What people consistently get wrong

The common assumption is that maritime border disputes are primarily about oil and gas, with fish as an afterthought. For some modern disputes, that's accurate. But historically, the sequence ran the other way, and this is a point worth pressing. Fishing rights created the legal frameworks, the precedents, and sometimes the territorial claims that later came to govern mineral extraction. Iceland's successful defence of its 200-mile zone helped establish the norm that made offshore drilling rights possible for dozens of countries. The fish came first. The oil lawyers followed.

There is also a tendency to read these disputes as nationalism in nautical form, pure chest-beating by governments. Some of it is. But talk to a fisherman from a small Faroese village whose family has worked the same grounds for six generations, and the question of who gets to fish there is not abstract. It is the difference between a livelihood and its absence. The politics follow the economics, not the other way around.

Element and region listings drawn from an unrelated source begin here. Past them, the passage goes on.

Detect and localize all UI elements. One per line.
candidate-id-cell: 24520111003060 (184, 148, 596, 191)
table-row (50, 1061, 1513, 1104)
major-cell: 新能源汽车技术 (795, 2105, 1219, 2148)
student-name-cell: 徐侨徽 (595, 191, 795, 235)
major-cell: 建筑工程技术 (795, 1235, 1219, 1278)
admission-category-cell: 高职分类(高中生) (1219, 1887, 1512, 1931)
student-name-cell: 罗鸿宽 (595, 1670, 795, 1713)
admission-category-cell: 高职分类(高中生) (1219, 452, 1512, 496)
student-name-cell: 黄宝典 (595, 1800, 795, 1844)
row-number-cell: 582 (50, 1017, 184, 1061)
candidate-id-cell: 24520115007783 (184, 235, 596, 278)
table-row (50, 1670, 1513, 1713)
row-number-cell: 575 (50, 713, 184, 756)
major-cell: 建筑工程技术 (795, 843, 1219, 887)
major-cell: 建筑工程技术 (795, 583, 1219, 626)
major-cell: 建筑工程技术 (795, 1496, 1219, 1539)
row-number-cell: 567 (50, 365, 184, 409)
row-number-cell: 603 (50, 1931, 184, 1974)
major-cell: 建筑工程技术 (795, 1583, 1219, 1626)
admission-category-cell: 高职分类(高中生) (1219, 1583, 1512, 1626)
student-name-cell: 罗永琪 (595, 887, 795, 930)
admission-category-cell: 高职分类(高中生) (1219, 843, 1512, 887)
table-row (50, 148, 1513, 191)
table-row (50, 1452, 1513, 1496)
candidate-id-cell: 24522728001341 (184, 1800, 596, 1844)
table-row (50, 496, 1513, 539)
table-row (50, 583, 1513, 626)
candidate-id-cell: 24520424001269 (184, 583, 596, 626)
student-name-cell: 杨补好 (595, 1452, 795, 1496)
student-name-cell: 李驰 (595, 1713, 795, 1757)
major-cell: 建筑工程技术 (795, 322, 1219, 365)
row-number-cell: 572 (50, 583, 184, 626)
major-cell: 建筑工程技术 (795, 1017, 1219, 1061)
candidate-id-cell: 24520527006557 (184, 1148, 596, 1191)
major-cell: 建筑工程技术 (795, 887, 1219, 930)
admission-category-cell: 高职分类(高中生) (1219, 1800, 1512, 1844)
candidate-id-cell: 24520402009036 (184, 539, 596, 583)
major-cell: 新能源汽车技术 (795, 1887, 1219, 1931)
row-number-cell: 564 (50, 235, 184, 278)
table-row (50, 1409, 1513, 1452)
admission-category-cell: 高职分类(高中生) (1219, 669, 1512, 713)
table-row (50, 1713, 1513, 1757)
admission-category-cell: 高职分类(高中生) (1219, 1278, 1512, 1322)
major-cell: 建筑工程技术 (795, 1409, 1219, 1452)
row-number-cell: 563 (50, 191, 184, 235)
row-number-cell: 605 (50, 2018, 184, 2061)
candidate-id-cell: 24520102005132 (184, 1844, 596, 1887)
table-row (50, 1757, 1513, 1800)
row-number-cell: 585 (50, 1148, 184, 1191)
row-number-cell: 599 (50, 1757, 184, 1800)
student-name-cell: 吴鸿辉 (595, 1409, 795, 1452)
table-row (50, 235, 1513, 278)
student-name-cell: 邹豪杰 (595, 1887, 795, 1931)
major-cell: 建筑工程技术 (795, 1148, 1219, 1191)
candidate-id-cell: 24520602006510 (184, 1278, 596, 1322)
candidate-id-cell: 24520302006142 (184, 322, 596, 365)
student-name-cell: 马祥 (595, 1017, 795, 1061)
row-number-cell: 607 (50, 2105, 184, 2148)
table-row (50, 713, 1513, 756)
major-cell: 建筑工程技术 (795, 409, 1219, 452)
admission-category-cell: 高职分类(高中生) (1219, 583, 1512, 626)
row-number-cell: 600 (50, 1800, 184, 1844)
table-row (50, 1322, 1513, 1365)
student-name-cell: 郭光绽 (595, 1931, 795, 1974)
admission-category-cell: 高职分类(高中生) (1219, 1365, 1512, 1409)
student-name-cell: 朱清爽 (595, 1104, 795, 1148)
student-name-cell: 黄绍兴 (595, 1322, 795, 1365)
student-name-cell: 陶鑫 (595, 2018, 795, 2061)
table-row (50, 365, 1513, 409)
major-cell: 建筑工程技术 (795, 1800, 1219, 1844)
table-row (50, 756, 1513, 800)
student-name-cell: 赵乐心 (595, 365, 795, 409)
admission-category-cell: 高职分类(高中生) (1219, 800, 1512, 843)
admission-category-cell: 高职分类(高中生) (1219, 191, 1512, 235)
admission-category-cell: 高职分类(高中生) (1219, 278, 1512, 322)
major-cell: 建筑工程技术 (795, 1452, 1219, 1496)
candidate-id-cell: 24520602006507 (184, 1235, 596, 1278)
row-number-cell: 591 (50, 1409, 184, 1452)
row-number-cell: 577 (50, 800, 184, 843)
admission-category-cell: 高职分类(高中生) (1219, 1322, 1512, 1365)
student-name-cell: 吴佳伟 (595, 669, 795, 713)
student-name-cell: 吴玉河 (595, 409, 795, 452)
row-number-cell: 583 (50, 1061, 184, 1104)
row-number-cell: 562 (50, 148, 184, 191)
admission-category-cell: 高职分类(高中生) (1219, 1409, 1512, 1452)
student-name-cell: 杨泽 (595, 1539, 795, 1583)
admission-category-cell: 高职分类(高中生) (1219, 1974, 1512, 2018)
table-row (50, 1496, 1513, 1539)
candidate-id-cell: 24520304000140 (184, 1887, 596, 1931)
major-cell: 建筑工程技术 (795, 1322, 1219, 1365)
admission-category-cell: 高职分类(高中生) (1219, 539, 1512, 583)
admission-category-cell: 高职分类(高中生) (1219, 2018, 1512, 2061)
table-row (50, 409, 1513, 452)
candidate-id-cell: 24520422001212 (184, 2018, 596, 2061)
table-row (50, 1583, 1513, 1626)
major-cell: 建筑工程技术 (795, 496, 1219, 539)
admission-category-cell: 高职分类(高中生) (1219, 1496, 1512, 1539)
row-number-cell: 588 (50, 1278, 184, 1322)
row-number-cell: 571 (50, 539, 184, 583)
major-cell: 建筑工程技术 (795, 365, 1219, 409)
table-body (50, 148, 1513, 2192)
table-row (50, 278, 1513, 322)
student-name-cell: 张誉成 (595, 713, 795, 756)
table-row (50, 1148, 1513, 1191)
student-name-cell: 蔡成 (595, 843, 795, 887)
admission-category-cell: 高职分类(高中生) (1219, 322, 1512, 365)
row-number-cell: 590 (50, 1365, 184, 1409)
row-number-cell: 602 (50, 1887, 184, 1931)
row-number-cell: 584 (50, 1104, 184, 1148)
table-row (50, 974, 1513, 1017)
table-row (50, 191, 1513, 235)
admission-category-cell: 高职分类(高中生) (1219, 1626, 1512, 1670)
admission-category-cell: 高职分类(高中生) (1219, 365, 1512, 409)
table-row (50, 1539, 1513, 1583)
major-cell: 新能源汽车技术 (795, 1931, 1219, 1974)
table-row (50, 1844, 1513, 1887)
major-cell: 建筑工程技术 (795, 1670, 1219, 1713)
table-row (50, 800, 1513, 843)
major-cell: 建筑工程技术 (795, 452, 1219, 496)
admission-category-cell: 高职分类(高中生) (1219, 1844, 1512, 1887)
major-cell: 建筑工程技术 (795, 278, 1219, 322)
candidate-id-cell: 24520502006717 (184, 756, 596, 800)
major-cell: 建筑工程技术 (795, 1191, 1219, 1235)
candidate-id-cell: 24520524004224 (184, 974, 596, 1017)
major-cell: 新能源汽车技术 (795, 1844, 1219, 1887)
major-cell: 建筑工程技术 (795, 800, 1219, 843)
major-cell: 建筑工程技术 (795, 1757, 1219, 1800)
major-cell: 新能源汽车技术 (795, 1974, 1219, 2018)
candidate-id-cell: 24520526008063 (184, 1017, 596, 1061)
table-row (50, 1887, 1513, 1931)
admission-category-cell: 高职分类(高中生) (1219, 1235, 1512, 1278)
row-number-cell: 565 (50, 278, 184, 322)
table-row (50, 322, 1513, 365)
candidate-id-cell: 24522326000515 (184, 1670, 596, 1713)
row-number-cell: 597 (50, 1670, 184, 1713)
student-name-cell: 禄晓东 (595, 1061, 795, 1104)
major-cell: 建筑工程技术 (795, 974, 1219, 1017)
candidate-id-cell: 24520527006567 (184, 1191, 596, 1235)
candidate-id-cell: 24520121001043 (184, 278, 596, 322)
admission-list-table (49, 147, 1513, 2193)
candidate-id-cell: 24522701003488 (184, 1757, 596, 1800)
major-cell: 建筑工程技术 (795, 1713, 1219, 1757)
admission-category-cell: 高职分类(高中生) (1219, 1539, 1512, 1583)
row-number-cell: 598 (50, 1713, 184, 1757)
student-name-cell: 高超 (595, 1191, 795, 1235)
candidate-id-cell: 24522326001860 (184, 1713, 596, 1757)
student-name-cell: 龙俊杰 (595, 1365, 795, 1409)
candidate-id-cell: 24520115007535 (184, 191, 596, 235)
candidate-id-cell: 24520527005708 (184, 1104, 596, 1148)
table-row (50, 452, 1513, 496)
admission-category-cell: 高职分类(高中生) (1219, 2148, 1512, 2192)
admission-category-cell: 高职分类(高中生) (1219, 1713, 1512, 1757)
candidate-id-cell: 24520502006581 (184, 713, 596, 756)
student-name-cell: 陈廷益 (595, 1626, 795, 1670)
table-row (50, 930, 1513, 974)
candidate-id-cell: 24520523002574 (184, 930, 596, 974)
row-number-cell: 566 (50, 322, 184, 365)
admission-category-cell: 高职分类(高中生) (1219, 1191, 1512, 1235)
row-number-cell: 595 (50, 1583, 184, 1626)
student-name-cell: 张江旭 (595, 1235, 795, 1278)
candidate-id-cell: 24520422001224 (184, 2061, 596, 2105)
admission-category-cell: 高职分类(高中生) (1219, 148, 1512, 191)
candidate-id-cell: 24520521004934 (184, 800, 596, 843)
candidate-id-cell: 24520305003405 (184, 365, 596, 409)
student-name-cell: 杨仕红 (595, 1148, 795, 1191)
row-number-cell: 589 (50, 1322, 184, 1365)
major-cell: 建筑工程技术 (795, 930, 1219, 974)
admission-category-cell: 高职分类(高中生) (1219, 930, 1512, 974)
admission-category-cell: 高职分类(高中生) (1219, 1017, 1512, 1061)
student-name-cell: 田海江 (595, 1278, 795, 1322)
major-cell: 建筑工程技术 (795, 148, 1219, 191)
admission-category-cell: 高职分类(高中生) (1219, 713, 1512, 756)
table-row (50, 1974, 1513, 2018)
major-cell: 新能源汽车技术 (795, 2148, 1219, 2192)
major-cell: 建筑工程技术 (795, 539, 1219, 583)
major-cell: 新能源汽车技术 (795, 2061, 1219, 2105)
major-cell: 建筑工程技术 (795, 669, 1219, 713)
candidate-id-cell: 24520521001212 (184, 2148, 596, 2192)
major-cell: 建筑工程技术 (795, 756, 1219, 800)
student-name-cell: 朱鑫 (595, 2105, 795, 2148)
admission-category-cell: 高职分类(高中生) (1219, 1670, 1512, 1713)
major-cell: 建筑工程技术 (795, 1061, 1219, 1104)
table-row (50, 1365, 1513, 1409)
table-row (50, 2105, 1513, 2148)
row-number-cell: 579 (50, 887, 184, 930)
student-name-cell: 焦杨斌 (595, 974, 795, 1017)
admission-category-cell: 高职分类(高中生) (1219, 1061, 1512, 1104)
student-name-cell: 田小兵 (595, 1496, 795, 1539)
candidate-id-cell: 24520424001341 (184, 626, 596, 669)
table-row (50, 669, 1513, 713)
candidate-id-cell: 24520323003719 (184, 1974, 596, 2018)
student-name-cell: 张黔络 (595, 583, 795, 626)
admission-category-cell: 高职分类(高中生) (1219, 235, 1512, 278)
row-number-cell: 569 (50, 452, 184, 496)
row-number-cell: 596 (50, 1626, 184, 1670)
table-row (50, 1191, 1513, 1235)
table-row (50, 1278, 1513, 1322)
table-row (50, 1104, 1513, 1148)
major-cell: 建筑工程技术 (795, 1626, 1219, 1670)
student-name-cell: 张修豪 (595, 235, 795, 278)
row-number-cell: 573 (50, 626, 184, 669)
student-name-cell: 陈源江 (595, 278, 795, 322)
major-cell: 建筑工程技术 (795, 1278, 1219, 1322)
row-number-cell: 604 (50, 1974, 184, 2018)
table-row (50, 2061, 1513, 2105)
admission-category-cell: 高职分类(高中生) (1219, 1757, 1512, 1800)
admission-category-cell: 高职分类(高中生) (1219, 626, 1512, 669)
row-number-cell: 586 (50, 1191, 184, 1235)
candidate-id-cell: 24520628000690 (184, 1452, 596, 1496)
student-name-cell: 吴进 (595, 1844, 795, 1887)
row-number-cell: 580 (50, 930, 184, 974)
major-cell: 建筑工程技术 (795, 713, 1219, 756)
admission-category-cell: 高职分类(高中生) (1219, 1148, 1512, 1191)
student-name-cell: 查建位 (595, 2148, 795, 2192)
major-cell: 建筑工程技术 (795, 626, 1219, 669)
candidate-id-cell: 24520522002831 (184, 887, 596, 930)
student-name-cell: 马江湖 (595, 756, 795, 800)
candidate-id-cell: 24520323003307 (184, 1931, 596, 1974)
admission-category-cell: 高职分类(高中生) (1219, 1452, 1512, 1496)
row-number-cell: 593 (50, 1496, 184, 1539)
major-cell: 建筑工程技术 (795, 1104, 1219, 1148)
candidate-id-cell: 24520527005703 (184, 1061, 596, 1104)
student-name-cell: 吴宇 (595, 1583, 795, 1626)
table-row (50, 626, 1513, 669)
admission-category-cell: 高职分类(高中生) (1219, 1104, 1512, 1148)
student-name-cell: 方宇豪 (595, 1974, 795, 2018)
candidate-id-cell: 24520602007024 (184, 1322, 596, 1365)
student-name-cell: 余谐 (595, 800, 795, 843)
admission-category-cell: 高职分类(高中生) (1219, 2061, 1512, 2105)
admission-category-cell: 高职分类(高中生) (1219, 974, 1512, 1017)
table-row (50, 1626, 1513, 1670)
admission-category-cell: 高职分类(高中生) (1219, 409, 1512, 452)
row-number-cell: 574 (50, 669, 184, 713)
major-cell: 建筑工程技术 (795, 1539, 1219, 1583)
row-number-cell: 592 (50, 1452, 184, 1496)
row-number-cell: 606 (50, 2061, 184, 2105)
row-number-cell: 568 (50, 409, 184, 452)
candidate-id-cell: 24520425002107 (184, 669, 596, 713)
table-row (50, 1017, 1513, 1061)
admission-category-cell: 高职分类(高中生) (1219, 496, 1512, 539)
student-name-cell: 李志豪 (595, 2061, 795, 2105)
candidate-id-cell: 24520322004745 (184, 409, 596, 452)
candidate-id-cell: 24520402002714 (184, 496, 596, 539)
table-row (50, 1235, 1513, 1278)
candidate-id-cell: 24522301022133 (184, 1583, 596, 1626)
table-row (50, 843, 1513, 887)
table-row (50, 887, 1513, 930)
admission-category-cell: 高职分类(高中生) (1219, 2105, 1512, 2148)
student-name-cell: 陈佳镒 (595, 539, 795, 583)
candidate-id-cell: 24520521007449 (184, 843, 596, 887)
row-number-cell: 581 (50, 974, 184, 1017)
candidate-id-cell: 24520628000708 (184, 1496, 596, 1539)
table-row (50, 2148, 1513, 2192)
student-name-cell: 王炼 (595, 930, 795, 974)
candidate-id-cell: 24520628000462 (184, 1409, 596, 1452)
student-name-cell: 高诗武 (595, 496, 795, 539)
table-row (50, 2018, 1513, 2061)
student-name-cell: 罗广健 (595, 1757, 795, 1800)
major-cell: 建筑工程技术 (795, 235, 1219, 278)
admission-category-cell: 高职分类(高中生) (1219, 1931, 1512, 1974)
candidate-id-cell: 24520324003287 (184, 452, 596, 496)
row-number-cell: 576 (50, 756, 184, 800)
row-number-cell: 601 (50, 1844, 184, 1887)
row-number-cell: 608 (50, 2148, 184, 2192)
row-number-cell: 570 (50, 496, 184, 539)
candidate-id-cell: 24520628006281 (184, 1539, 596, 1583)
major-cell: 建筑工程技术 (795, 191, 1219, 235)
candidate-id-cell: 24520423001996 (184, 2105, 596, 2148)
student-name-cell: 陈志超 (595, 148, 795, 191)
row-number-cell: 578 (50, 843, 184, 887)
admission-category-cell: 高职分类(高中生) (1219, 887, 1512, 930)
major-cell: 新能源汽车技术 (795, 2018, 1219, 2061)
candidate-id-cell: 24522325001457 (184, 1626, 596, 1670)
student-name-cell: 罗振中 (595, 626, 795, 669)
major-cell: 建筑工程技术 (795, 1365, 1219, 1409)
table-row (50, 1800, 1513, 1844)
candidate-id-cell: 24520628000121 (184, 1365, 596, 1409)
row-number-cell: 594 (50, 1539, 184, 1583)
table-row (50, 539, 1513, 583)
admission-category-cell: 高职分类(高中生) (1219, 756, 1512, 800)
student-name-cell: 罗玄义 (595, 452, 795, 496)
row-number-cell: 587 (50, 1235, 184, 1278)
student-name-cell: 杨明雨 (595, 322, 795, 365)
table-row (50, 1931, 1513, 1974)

Consider two fishermen, both buying identical 12-metre vessels in the same year. One works out of a port in southwest England, targeting mackerel in waters where the UK's exclusive zone overlaps with historical French access rights under pre-UNCLOS agreements. The other works out of a port in northern Scotland, targeting the same species in waters unambiguously within UK jurisdiction since the zone was drawn. The first captain spends roughly a third of his working life managing quota paperwork and navigating access disputes that shift with each bilateral renegotiation. The second does not. Same boat. Same fish. Different geography, different legal history, completely different professional reality.

And here is the question worth sitting with: if two nations had settled their shelf boundary cleanly before the factory ships arrived, would the Cod Wars have happened at all? Probably not. The confrontation was, at its root, a failure of anticipation, not of diplomacy.

The ocean is not a uniform space. It has a topography of value, and where that value concentrates at the intersection of multiple claims, a border doesn't just appear on a map. It becomes something people are willing to send frigates to defend.

Draw abstract lines across a physical world that was never consulted, and the world will keep sending you the bill.